"Bilang ke D, keponakannya sudah dua bulan belum bayar arisan. Mau ditagih, tagih ke mana. Alamat barunya pun kami tak tau."
Si D kemudian menelepon keponakannya yang lain, "Bayarlah arisan adikmu, malu. Di kampung itu dia pergi ninggalin utang."
Akhirnya keponakan D datang ke tempat itu, membayarkan utang adiknya. Utangnya tak banyak, tapi malunya segunung.
Itu salah satu kisah yang menguatkanku untuk malas bergabung arisan kampung. Entah RT, pengajian, atau komunitas apa pun. Sebagian orang menganggap itu ciri orang tak mau bergaul, aku sih tak mau banyak alasan. Kalau itu ukuran baik/tidaknya seorang warga, ya sudahlah.
Ketika masih bekerja, ada pula arisan antarkaryawan. Tujuh tahun aku di sana, tak pernah sekalipun aku ikut arisan. Mau dibilang gak gaul? Dari urusan uang, utang, sampai HP hang, entah milik sesama karyawan, sampai milik bos, aku yang tangani.

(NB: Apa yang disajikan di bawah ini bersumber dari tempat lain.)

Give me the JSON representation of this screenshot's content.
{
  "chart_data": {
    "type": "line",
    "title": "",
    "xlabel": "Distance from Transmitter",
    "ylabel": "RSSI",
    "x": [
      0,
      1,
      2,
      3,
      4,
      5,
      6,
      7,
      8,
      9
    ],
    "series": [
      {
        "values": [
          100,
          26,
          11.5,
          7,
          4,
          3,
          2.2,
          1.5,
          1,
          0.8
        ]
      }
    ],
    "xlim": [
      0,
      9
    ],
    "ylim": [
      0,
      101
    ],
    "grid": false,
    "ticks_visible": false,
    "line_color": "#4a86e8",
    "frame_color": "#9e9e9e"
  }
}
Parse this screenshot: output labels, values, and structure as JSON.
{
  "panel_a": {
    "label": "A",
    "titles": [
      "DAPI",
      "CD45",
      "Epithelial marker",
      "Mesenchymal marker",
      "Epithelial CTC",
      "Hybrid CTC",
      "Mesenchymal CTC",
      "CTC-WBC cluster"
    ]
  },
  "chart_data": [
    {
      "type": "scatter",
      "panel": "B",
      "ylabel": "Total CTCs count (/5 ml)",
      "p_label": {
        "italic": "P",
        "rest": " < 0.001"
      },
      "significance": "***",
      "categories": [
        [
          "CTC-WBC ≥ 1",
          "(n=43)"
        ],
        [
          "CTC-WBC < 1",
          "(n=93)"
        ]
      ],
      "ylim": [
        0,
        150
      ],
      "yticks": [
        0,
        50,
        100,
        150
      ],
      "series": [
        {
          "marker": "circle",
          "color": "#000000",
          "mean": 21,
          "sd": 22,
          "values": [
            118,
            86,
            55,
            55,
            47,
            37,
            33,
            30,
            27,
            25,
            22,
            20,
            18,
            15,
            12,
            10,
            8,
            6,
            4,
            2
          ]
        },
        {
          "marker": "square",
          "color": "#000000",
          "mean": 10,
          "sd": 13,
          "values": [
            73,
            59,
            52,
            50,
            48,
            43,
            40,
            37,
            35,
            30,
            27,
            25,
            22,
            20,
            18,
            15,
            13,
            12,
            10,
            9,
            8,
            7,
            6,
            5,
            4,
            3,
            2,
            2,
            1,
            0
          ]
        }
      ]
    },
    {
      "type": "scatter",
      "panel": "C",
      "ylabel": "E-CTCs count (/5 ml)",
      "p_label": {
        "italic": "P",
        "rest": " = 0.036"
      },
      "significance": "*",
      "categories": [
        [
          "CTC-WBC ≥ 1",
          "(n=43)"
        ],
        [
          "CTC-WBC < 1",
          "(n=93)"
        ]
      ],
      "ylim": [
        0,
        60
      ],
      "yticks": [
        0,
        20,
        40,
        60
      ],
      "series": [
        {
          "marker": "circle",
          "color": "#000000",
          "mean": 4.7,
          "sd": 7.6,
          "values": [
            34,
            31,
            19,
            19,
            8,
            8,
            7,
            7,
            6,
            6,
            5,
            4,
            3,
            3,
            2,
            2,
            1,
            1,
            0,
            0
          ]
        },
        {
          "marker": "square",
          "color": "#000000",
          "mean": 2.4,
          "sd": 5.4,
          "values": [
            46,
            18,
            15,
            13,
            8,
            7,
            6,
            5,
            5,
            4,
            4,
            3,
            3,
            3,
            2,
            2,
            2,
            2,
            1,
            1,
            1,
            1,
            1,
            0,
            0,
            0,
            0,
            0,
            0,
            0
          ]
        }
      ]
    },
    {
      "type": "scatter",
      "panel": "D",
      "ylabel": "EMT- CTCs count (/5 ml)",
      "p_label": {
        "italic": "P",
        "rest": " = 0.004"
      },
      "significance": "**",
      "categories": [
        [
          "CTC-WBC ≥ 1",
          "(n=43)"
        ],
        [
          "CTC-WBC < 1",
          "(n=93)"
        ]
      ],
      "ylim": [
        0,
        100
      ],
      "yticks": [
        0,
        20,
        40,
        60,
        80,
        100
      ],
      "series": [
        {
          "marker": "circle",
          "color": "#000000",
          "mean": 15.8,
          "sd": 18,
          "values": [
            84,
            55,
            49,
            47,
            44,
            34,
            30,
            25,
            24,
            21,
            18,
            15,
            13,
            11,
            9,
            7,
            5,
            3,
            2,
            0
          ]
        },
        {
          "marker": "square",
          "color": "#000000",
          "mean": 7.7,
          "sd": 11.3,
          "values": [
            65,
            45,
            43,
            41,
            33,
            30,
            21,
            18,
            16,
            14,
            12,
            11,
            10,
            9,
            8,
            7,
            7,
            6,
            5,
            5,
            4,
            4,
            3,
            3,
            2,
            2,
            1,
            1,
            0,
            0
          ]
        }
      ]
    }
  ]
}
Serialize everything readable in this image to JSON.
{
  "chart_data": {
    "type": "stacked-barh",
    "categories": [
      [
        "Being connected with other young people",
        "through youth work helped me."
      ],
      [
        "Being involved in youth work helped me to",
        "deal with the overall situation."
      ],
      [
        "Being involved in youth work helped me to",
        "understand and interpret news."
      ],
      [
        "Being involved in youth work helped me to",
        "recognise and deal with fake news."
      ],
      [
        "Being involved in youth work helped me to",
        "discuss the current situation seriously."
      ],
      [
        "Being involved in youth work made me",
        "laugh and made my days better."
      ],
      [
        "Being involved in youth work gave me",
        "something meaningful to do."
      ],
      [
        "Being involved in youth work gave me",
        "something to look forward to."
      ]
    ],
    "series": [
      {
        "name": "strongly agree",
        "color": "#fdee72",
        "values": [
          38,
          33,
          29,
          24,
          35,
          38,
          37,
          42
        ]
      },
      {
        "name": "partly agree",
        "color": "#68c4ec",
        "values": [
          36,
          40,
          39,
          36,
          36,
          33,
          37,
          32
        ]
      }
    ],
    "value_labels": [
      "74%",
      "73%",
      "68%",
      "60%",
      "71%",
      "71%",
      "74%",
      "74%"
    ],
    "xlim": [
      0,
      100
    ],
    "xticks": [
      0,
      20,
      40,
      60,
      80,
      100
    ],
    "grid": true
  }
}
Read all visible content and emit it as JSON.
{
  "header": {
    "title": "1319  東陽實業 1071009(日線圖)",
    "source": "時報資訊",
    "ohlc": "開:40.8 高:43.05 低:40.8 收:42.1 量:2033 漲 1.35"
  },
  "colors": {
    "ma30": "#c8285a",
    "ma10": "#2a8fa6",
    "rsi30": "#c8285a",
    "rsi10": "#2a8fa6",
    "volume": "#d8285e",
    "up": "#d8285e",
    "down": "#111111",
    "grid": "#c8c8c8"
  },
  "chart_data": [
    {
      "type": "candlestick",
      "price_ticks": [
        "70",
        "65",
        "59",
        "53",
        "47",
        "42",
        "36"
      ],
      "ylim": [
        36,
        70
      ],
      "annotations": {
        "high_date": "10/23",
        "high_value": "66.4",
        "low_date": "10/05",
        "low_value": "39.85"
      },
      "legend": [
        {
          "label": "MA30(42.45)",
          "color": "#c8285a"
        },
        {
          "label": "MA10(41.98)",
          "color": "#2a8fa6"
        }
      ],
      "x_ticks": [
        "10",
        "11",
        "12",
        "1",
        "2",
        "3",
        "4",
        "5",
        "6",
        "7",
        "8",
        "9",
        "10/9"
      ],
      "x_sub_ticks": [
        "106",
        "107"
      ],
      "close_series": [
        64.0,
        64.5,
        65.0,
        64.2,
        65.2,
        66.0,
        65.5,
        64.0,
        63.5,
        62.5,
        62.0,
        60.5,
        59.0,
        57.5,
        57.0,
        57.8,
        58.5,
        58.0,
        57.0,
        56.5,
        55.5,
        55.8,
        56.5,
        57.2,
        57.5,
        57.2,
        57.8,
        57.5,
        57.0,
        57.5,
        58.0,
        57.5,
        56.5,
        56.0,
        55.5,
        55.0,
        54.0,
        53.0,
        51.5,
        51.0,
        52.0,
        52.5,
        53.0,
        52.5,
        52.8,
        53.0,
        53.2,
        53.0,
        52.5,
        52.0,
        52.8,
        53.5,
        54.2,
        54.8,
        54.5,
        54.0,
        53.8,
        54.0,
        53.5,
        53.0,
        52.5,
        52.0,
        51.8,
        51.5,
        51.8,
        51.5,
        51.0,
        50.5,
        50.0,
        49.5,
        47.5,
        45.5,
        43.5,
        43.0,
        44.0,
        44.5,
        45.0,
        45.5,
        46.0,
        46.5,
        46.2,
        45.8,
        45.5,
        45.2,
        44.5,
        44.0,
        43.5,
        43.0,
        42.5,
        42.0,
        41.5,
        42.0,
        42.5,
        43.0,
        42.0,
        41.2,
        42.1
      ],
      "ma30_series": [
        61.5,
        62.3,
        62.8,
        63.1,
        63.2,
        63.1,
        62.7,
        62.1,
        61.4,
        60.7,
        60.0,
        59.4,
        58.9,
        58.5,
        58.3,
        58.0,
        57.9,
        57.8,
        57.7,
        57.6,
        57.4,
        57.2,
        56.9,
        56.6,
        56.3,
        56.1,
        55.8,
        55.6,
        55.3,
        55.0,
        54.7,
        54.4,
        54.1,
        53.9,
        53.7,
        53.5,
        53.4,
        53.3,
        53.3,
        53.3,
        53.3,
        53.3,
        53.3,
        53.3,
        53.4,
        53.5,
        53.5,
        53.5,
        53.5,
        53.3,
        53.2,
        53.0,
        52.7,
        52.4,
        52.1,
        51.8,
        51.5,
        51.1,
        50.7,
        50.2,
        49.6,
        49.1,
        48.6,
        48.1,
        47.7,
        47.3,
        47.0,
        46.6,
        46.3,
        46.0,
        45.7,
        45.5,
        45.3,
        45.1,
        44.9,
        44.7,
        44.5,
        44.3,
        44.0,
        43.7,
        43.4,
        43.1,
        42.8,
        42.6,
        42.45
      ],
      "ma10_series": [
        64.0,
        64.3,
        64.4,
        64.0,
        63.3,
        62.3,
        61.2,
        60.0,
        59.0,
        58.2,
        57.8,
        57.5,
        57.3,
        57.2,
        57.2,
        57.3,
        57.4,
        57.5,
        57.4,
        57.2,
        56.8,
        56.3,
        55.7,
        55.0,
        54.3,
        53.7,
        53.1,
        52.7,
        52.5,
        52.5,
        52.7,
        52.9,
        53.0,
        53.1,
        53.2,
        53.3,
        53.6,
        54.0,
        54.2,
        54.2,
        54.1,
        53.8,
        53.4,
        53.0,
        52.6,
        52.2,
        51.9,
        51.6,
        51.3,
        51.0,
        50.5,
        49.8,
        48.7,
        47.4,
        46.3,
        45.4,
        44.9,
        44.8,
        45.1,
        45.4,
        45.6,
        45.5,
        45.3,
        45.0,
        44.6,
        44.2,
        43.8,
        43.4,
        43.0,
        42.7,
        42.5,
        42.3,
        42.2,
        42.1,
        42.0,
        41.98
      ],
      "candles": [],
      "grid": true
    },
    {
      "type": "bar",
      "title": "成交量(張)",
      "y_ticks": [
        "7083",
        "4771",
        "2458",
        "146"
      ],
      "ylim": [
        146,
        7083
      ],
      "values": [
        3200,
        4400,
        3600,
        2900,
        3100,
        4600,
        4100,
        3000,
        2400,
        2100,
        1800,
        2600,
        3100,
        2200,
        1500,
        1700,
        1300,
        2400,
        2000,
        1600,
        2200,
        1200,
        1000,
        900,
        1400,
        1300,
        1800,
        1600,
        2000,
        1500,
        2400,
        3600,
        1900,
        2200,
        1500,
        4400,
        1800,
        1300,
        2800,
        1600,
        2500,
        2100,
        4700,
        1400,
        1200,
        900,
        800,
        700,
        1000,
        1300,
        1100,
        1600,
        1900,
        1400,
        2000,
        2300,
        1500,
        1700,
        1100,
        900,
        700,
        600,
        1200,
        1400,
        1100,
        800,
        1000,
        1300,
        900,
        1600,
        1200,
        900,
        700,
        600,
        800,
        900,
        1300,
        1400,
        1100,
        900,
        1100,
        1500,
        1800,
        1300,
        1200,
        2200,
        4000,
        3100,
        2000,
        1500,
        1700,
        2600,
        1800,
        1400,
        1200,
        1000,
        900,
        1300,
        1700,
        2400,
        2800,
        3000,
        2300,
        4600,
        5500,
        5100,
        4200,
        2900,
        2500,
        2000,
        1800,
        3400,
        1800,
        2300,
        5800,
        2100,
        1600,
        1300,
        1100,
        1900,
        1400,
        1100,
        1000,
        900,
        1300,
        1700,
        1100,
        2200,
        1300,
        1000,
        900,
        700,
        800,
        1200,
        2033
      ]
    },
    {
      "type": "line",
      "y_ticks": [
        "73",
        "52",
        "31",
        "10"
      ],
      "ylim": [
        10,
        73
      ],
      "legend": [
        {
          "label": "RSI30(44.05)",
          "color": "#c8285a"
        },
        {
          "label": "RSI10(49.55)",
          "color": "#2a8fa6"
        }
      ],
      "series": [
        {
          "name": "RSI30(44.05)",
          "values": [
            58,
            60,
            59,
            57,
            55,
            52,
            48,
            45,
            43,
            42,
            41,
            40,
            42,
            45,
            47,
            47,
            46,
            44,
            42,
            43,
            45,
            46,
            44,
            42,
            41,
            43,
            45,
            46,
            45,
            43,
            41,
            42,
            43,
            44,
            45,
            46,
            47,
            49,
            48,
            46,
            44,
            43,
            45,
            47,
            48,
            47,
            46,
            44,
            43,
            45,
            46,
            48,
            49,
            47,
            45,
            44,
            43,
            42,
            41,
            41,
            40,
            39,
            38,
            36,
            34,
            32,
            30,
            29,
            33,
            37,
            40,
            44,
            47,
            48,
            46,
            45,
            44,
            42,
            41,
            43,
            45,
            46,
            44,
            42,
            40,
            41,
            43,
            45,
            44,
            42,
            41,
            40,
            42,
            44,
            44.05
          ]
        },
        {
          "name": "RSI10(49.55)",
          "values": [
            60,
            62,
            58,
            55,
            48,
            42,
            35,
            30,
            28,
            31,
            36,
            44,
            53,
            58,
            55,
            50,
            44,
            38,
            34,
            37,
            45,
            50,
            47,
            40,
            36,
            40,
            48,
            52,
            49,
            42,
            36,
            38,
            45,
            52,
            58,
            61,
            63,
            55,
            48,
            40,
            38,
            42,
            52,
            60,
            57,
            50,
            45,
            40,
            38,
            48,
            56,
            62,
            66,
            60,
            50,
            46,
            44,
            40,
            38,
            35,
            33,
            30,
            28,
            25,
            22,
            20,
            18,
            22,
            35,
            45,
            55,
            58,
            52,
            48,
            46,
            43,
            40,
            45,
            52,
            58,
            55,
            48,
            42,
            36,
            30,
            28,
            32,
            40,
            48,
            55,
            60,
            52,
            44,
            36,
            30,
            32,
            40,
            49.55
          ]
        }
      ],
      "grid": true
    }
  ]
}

Jadi pertimbangkan kembali untuk menyimpulkan seseorang tidak mau bergaul, hanya karena ia tak ikut arisan.
Baca juga: Pulau Seharga Rumah
Faktor berikutnya barangkali karena aku malas berutang. Membayar arisan rasanya mirip dengan membayar angsuran. Aku tipikal penabung, bukan pengangsur. Walau yang ditabung tak juga membukit, tapi itu lebih menenangkan ketimbang uang belum di tangan tapi bon sudah di depan mata.
Terima di awal, di bulan-bulan akhir terasa lelahnya. Terima di akhir, harap-harap cemas jika ada yang tak membayar. Kasus di awal artikel ini bukan satu-satunya yang pernah kulihat. Masih ada kasus lain yang bahkan kualami sendiri, meski tidak secara langsung.
Bahkan sebelum kita berpisah rumah dari orang tua, atau belum menikah, tawaran untuk ikut arisan sudah datang dari koordinator kampung (apa istilah tepatnya?)
Mamakku tak suka berutang, tapi suka ikut arisan. Alasannya arisan sama dengan menabung. Jadi bukan satu dua akun (pasti bukan ini istilahnya) yang Mamak punya. Untuk satu kelompok arisan, Mamak punya hingga tiga. Biasanya satu atau dua dipakaikan namaku.